Unix Pipe as Functional Language

,

Found the following juicy interview snippet today:

Is there a connection between the idea of composing programs together from the command line throught pipes and the idea of writing little languages, each for a specific domain?

Alfred Aho: I think there's a connection. Certainly in the early days of Unix, pipes facilitated function composition on the command line. You could take an input, perform some transformation on it, and then pipe the output into another program. …

When you say “function composition”, that brings to mind the mathematical approach of function composition.

Alfred Aho: That's exactly what I mean.

Was that mathematical formalism in mind at the invention of the pipe, or was that a metaphor added later when someone realized it worked the same way?

Alfred Aho: I think it was right there from the start. Doug McIlroy, at least in my book, deserves the credit for pipes. He thought like a mathematician and I think he had this connection right from the start. I think of the Unix command line as a prototypical functional language.

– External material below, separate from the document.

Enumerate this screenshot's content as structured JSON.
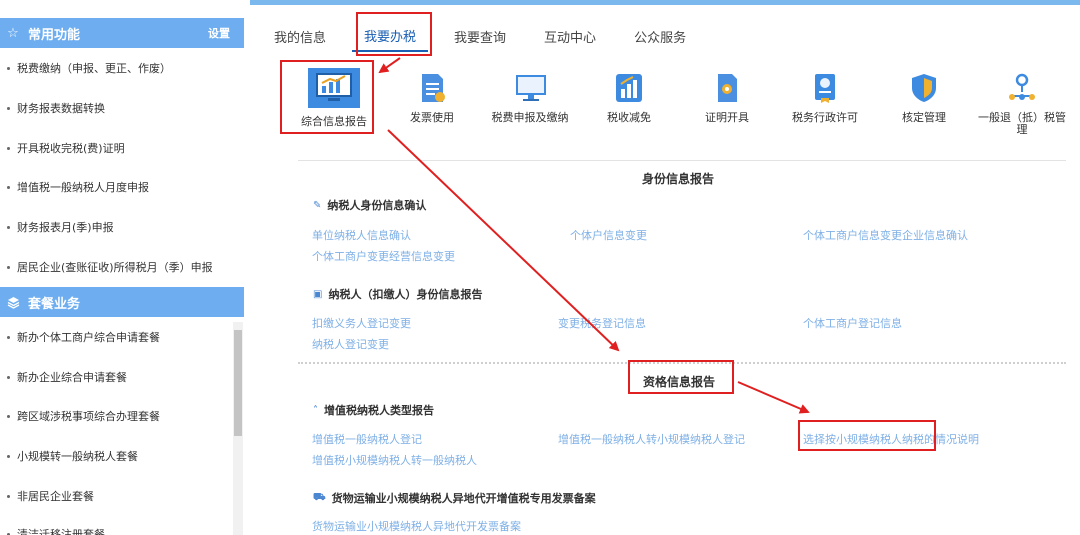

It is from a interview with Alfred Aho, one of the creators of AWK. The source is from this book: Masterminds of Programming: Conversations with the Creators of Major Programming Languages By Federico Biancuzzi et al. amazon

Since about 1998, when i got into the unix programing industry, i see the pipe as a postfix notation, and sequencing pipes as a form of functional programing, but finding it overall extremely badly designed. I've wrote a few essays explaining the functional programing connection and exposing the lousy syntax. (mostly in years around 2000) However, i've never seen another person expressing the idea that unix pipes is a form of postfix notation and functional programing. It is a great satisfaction to see one of the main unix author state so.

funsh functional bash
A comic by Mike Ledger for his project fun.sh

Unix Pipe as Functional Programing

The following email content (slighted edited) is posted to Mac OS X mailing list, 2002-05. Source

From: xah@xahlee.org
Subject: Re: mail handling/conversion between OSes/apps
Date: May 12, 2002 8:41:58 PM PDT
Cc: macosx-talk@omnigroup.com

Yes, unix have this beautiful philosophy. The philosophy is functional programing. For example, define:

power(x,y) := x^y

so “power(3,2)” returns “9”.

Here “power” is a function that takes 2 arguments. First parameter is the number to multiply by itself, the second is the number of times of doing so.

functions can be nested,

f(g(h(x)))

or composed

compose(f,g,h)(x)

Here the “compose” itself is a function, which take other functions as arguments, and the output of compose is a new function that is equivalent to nesting f g h.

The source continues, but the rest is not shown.